Le train de marchandises du Canadien Pacifique a déraillé le 6 février près de Guernesey, à environ 115 kilomètres au sud-est de Saskatoon.

L’accident a provoqué des flammes et une épaisse fumée noire dans l’air et déversé 1,2 million de litres de pétrole brut.

Aucun blessé n’a été signalé, mais 85 résidants ont été évacués de la zone pendant plus de 24 heures.

Un autre déraillement en décembre à une dizaine de kilomètres de là sur les mêmes voies a déversé 1,5 million de litres de pétrole et a également provoqué un incendie.

Le BST indique dans un rapport préliminaire que 32 des 104 wagons-citernes transportant du pétrole ont déraillé et que plusieurs wagons ont été brisés.

« Un examen de l’enregistreur a permis de déterminer que le train était manipulé conformément aux exigences réglementaires et de l’entreprise », indique le rapport publié vendredi.

Le document affirme qu’il y a un intérêt important à examiner les wagons-citernes en cause de type TC-117J, qui sont devenus la norme de l’industrie à la suite de l’élimination des DOT-111 impliqués dans la catastrophe ferroviaire mortelle à Lac-Mégantic, en 2013.

Chaque wagon-citerne doit être nettoyé et inspecté, a indiqué le BST. Les enquêteurs travaillent avec le Bureau de la sécurité des transports des États-Unis et le fabricant de wagons-citernes Trinity.

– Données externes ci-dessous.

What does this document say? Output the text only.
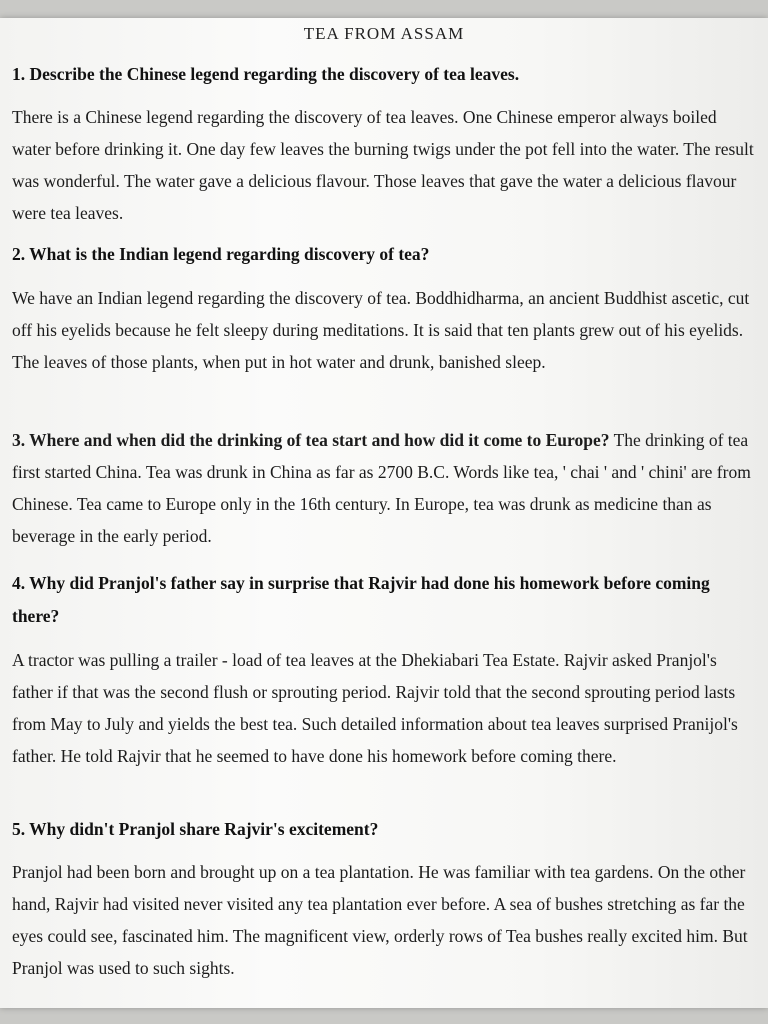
TEA FROM ASSAM
1. Describe the Chinese legend regarding the discovery of tea leaves.
There is a Chinese legend regarding the discovery of tea leaves. One Chinese emperor always boiled water before drinking it. One day few leaves the burning twigs under the pot fell into the water. The result was wonderful. The water gave a delicious flavour. Those leaves that gave the water a delicious flavour were tea leaves.
2. What is the Indian legend regarding discovery of tea?
We have an Indian legend regarding the discovery of tea. Boddhidharma, an ancient Buddhist ascetic, cut off his eyelids because he felt sleepy during meditations. It is said that ten plants grew out of his eyelids. The leaves of those plants, when put in hot water and drunk, banished sleep.
3. Where and when did the drinking of tea start and how did it come to Europe? The drinking of tea first started China. Tea was drunk in China as far as 2700 B.C. Words like tea, ' chai ' and ' chini' are from Chinese. Tea came to Europe only in the 16th century. In Europe, tea was drunk as medicine than as beverage in the early period.
4. Why did Pranjol's father say in surprise that Rajvir had done his homework before coming there?
A tractor was pulling a trailer - load of tea leaves at the Dhekiabari Tea Estate. Rajvir asked Pranjol's father if that was the second flush or sprouting period. Rajvir told that the second sprouting period lasts from May to July and yields the best tea. Such detailed information about tea leaves surprised Pranijol's father. He told Rajvir that he seemed to have done his homework before coming there.
5. Why didn't Pranjol share Rajvir's excitement?
Pranjol had been born and brought up on a tea plantation. He was familiar with tea gardens. On the other hand, Rajvir had visited never visited any tea plantation ever before. A sea of bushes stretching as far the eyes could see, fascinated him. The magnificent view, orderly rows of Tea bushes really excited him. But Pranjol was used to such sights.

Tous les wagons-citernes et les composantes importantes récupérées sur le site du déraillement seront envoyés au laboratoire d’ingénierie du BST à Ottawa à des fins d’analyse.

« Une fois les travaux sur les lieux terminés, toutes les informations disponibles seront examinées afin de faire une évaluation plus précise des dommages subis par les wagons-citernes et de la quantité de produit déversée », indique le rapport.

« Ce travail prendra du temps. »

Peu de temps après le déraillement, le gouvernement fédéral a ordonné des limites de vitesse plus basses pour tous les trains transportant de grandes quantités de marchandises dangereuses.

En réponse, le Canadien Pacifique et le Canadien National ont informé leurs clients qu’ils restreignaient les permis pour le transport de marchandises dangereuses, comme le pétrole.